Will Kamala Harris be the next Supreme Court nominee?

It’s never too early to speculate, these days — even about Supreme Court appointments that may or may not happen in 2015. Tom Goldstein of SCOTUSBlog selected his picks for Ruth Bader Ginsburg’s replacement in a recent blog.

The top pick? Kamala Harris, the California AG heavily associated with the mortgage settlement. 

Harris, who initially walked away from the settlement only to sign back on at the end and land the biggest chunk of change, has made a national name for herself. She also meets the list of common criteria that President Barack Obama has laid out for himself in past nominations: She’s female, she’s a minority, she’ll be about the right age at the time of the potential nomination (she’ll be 50 in 2015), and she doesn’t send out alarm bells for left-leaning ideology the GOP would hate. 

Goldstein’s prediction rests on several assumptions. Namely that Obama will be reelected, and that Ginsburg will retire during his second term. I won’t go into detail on the first assumption (though the recent uptick in the economy and the Republican wrestling match that is going on point to that being a sound assumption), but the second assumption is certainly a healthy one. 

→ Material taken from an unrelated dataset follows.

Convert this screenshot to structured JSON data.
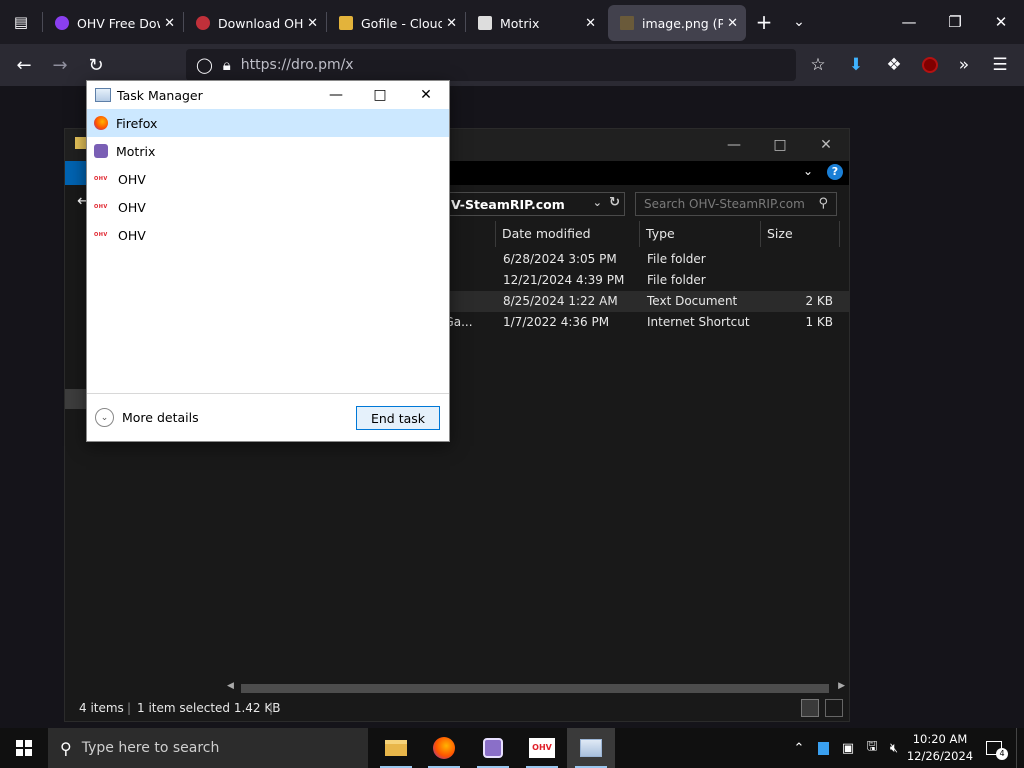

All signs indicate that Ginsburg would retire during Obama’s second term. Mostly because justices want to be replaced with someone just like themselves, so they retire while a president who aligns with them ideologically is in office. It is well known that Ginsburg leans to the left. Additionally, as Goldstein points out in his blog, she noted her similarities to Justice Brandeis when she was asked about her retirement. Bradeis retired at 82, and Ginsburg will turm 82 in Obama’s (potential) third year of his second term.

While it’s far away, it’s an interesting prospect. Obama has made it a goal to make the Court more diverse, and Harris definitely fits that bill. The only downside? Harris will be early in her second term as AG, and may well turn down the appointment, Goldstein speculates. But, a lot can change in three years.